P. Educators have high expectations.	There is some evidence that educators believe students can attain high expectations and hold their students to high expectations. Survey responses, focus groups, and system data show variability in educator perspectives. There is opportunity for continued data collection of educators’ understanding of high expectations as defined in the DLM system. Presently, the propositions provide some support for the statement that educators have high expectations for their students, with opportunity for continued improvement.

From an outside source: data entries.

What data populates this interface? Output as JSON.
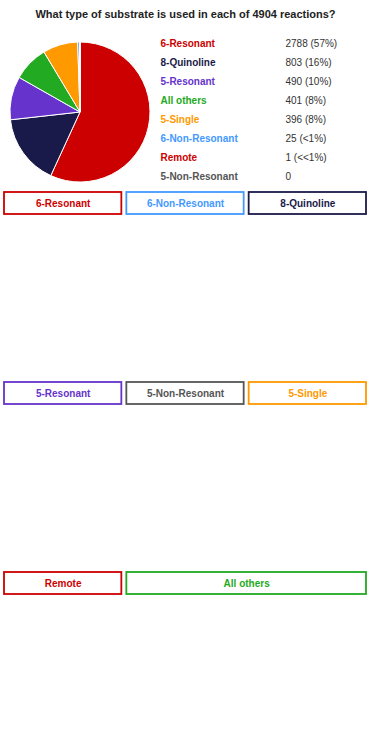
{
  "chart_data": {
    "type": "pie",
    "title": "What type of substrate is used in each of 4904 reactions?",
    "categories": [
      "6-Resonant",
      "8-Quinoline",
      "5-Resonant",
      "All others",
      "5-Single",
      "6-Non-Resonant",
      "Remote",
      "5-Non-Resonant"
    ],
    "values": [
      2788,
      803,
      490,
      401,
      396,
      25,
      1,
      0
    ],
    "value_labels": [
      "2788 (57%)",
      "803 (16%)",
      "490 (10%)",
      "401 (8%)",
      "396 (8%)",
      "25 (<1%)",
      "1 (<<1%)",
      "0"
    ],
    "colors": [
      "#cc0000",
      "#1a1a4a",
      "#6633cc",
      "#22aa22",
      "#ff9900",
      "#4499ff",
      "#cc0000",
      "#555555"
    ],
    "annotations": [
      "6-Resonant",
      "6-Non-Resonant",
      "8-Quinoline",
      "5-Resonant",
      "5-Non-Resonant",
      "5-Single",
      "Remote",
      "All others"
    ]
  }
}
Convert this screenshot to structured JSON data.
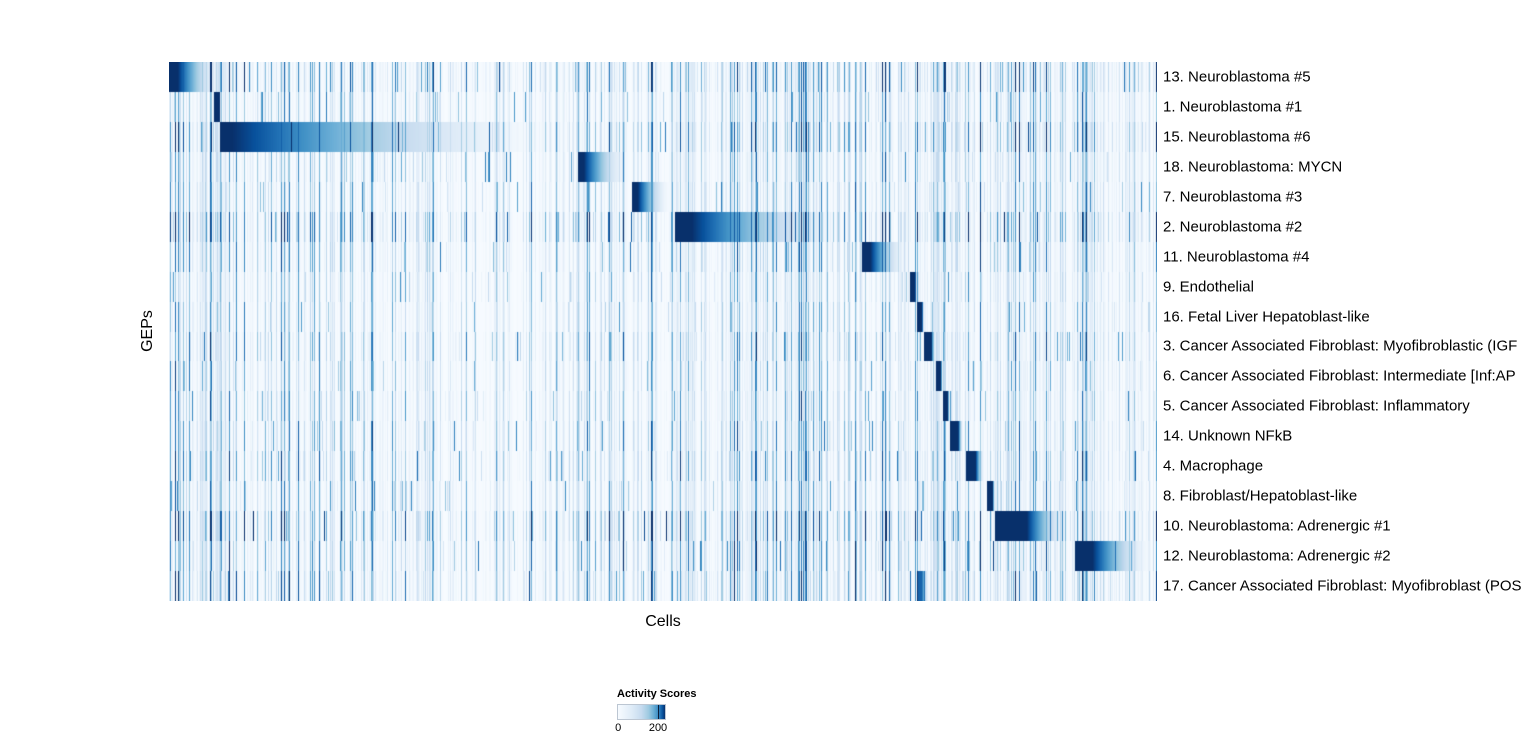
{
  "chart_data": {
    "type": "heatmap",
    "title": "",
    "xlabel": "Cells",
    "ylabel": "GEPs",
    "colormap": "Blues",
    "value_range": [
      0,
      200
    ],
    "legend": {
      "title": "Activity Scores",
      "min_label": "0",
      "max_label": "200"
    },
    "rows": [
      {
        "label": "13. Neuroblastoma #5",
        "start": 0.0,
        "end": 0.057,
        "head": 0.15,
        "peak": 200,
        "noise": 1.3
      },
      {
        "label": "1. Neuroblastoma #1",
        "start": 0.045,
        "end": 0.052,
        "head": 0.8,
        "peak": 200,
        "noise": 0.9
      },
      {
        "label": "15. Neuroblastoma #6",
        "start": 0.051,
        "end": 0.411,
        "head": 0.035,
        "peak": 200,
        "noise": 1.3
      },
      {
        "label": "18. Neuroblastoma: MYCN",
        "start": 0.413,
        "end": 0.468,
        "head": 0.12,
        "peak": 200,
        "noise": 0.9
      },
      {
        "label": "7. Neuroblastoma #3",
        "start": 0.468,
        "end": 0.509,
        "head": 0.15,
        "peak": 200,
        "noise": 0.9
      },
      {
        "label": "2. Neuroblastoma #2",
        "start": 0.512,
        "end": 0.7,
        "head": 0.09,
        "peak": 200,
        "noise": 1.5
      },
      {
        "label": "11. Neuroblastoma #4",
        "start": 0.701,
        "end": 0.749,
        "head": 0.18,
        "peak": 200,
        "noise": 1.0
      },
      {
        "label": "9. Endothelial",
        "start": 0.75,
        "end": 0.757,
        "head": 0.7,
        "peak": 200,
        "noise": 0.8
      },
      {
        "label": "16. Fetal Liver Hepatoblast-like",
        "start": 0.757,
        "end": 0.764,
        "head": 0.7,
        "peak": 200,
        "noise": 0.8
      },
      {
        "label": "3. Cancer Associated Fibroblast: Myofibroblastic (IGF",
        "start": 0.764,
        "end": 0.776,
        "head": 0.6,
        "peak": 200,
        "noise": 1.0
      },
      {
        "label": "6. Cancer Associated Fibroblast: Intermediate [Inf:AP",
        "start": 0.776,
        "end": 0.783,
        "head": 0.7,
        "peak": 200,
        "noise": 0.9
      },
      {
        "label": "5. Cancer Associated Fibroblast: Inflammatory",
        "start": 0.783,
        "end": 0.79,
        "head": 0.7,
        "peak": 200,
        "noise": 0.9
      },
      {
        "label": "14. Unknown NFkB",
        "start": 0.79,
        "end": 0.804,
        "head": 0.6,
        "peak": 200,
        "noise": 1.0
      },
      {
        "label": "4. Macrophage",
        "start": 0.806,
        "end": 0.826,
        "head": 0.5,
        "peak": 200,
        "noise": 1.1
      },
      {
        "label": "8. Fibroblast/Hepatoblast-like",
        "start": 0.827,
        "end": 0.836,
        "head": 0.7,
        "peak": 200,
        "noise": 0.9
      },
      {
        "label": "10. Neuroblastoma: Adrenergic #1",
        "start": 0.836,
        "end": 0.916,
        "head": 0.4,
        "peak": 200,
        "noise": 1.5
      },
      {
        "label": "12. Neuroblastoma: Adrenergic #2",
        "start": 0.916,
        "end": 1.0,
        "head": 0.22,
        "peak": 200,
        "noise": 1.2
      },
      {
        "label": "17. Cancer Associated Fibroblast: Myofibroblast (POS",
        "start": 0.758,
        "end": 0.77,
        "head": 0.3,
        "peak": 160,
        "noise": 1.2
      }
    ],
    "noise_bands": [
      {
        "start": 0.0,
        "end": 0.06,
        "amp": 0.5
      },
      {
        "start": 0.05,
        "end": 0.41,
        "amp": 0.18
      },
      {
        "start": 0.41,
        "end": 0.51,
        "amp": 0.08
      },
      {
        "start": 0.512,
        "end": 0.7,
        "amp": 0.45
      },
      {
        "start": 0.7,
        "end": 0.75,
        "amp": 0.3
      },
      {
        "start": 0.75,
        "end": 0.835,
        "amp": 0.45
      },
      {
        "start": 0.835,
        "end": 0.92,
        "amp": 0.25
      },
      {
        "start": 0.92,
        "end": 1.0,
        "amp": 0.3
      }
    ]
  }
}
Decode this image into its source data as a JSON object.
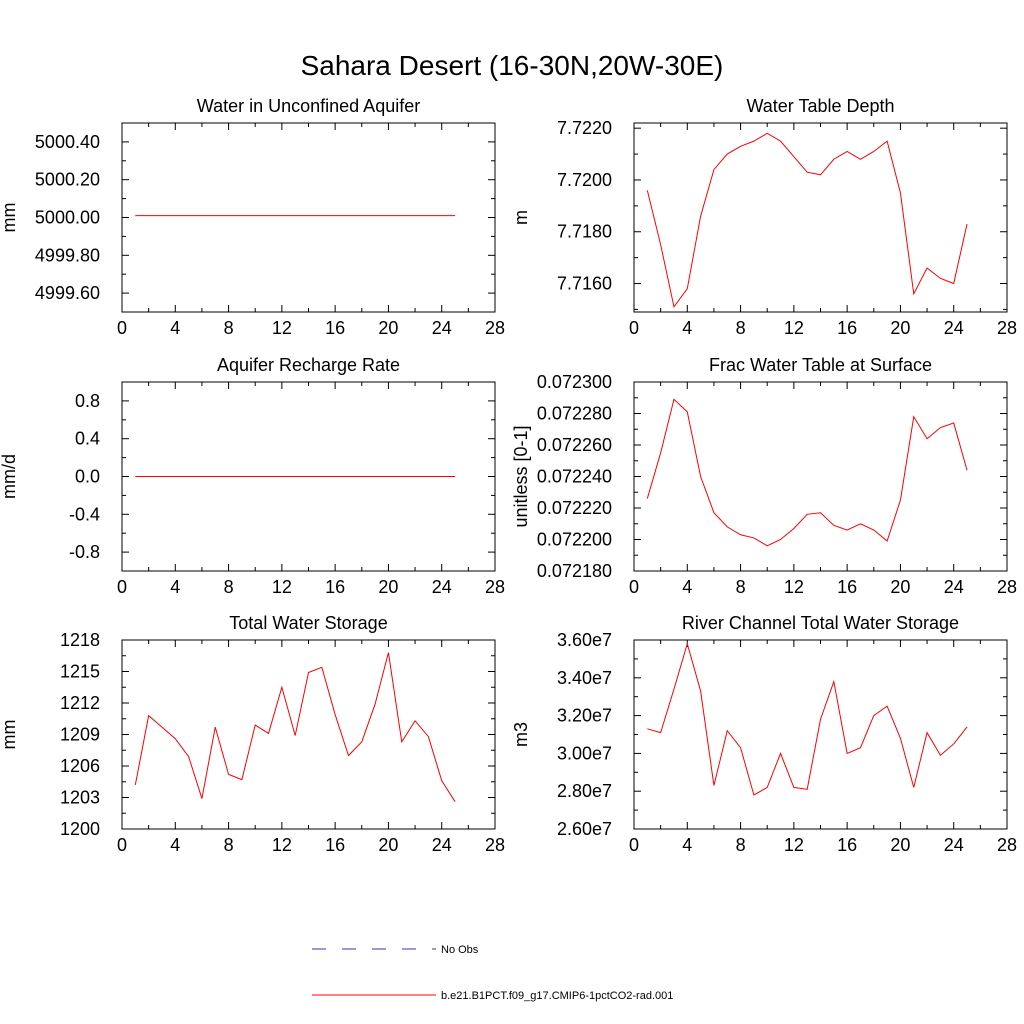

Q. Students make progress toward higher expectations.	There is strong evidence that the alternate achievement standards are vertically articulated, based on the performance level descriptor development process and postsecondary opportunities vertical articulation argument. There is strong evidence, based on the postsecondary opportunities alignment evidence, that students who meet alternate achievement standards are on track to pursue postsecondary opportunities. However, there is a large percentage of students who do not yet demonstrate proficiency on DLM assessments. There is some evidence showing students make progress toward higher expectations based on input from prior Theory of Action statements, focus group data, and system data. There are complexities in reporting growth for DLM assessments, so evidence relies mostly on within-year progress and educator feedback. Evidence collected for the propositions to date provides some support for the statement that students make progress toward higher expectations.